Top European financial institutions has been formed a coalition to develop common security standards and best practices for the use of cloud technology in the EU.

The European Cloud User Coalition (ECUC) has been established by Allied Irish Banks, BAWAG Group., Belfius Bank, Commerzbank, Deutsche Börse, EFG Bank, Erste Group Bank, Euroclear, ING, KBC Bank, Swedbank and UniCredit.

Financial sector is the life blood of the global economy and as a part of their digitalisation efforts, they have resorted to adoption of private cloud. However, public cloud computing platform is increasingly gaining traction as it offers scalability, flexibility and high-quality security and resilience standards.

Many European banks have a sizeable presence in Asia and host their applications in data centers located here.

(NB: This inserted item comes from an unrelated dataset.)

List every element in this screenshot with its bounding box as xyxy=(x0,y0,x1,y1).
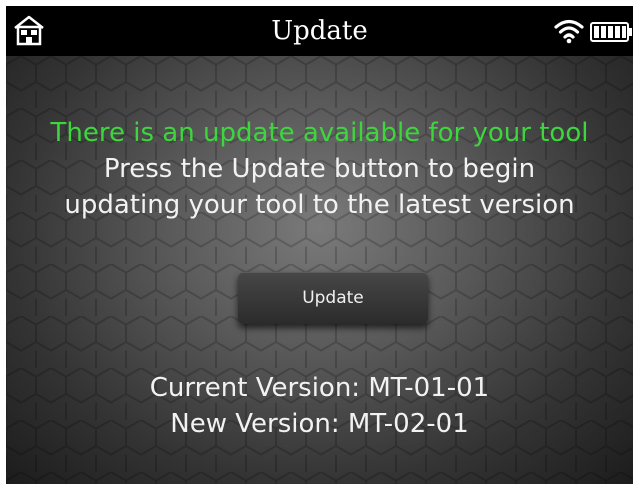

However, with GDPR norms as well as the reliance of EU banks on third party clouds provided by a limited number of US entitites has recently become a focus of regulatory attention at the European Central Bank, which has bemoaned the absence of an EU challenger capable of taking on the might of Big Tech cloud providers from the overseas.

For starters, ECUC will publish a paper with requirements for cloud services during 2021. The paper will consider all aspects of the basic European regulation and the data localisation provision, including General Data Protection Regulation (GDPR) requirements.

Besides winning new members ECUCs objective is to jointly agree on EU-grade security standards and best practices for the use of cloud technology and to use their collective muscle to enforce such standards on non-European cloud players.

“On that basis the high European regulatory and data protection standards will be better enforced with non-European cloud providers as well,” said the coalition. “As a result, financial institutions will in the long term be more independent in their technology selection, thus strengthening competition,” it added.

Even as this coalition takes shape, a problem with the cloud is that the servers with the data are physically located in different countries, not always under the control of the cloud user company. The authorities of a location country can based on domestic legislation get access to the data, copy, analyse and decide on action without the user company even knowing that this access has taken place.

Financial institutions using cloud should be obliged to disclose to end user customers that their data is managed is such a way. EU member states also start to demand that data and critical processes must reside within the member state and any cloud then must be “domestic only”.

Industry watchers opine that all this adds to the cost of doing business and end-users will eventually have to bear the brunt of extra costs.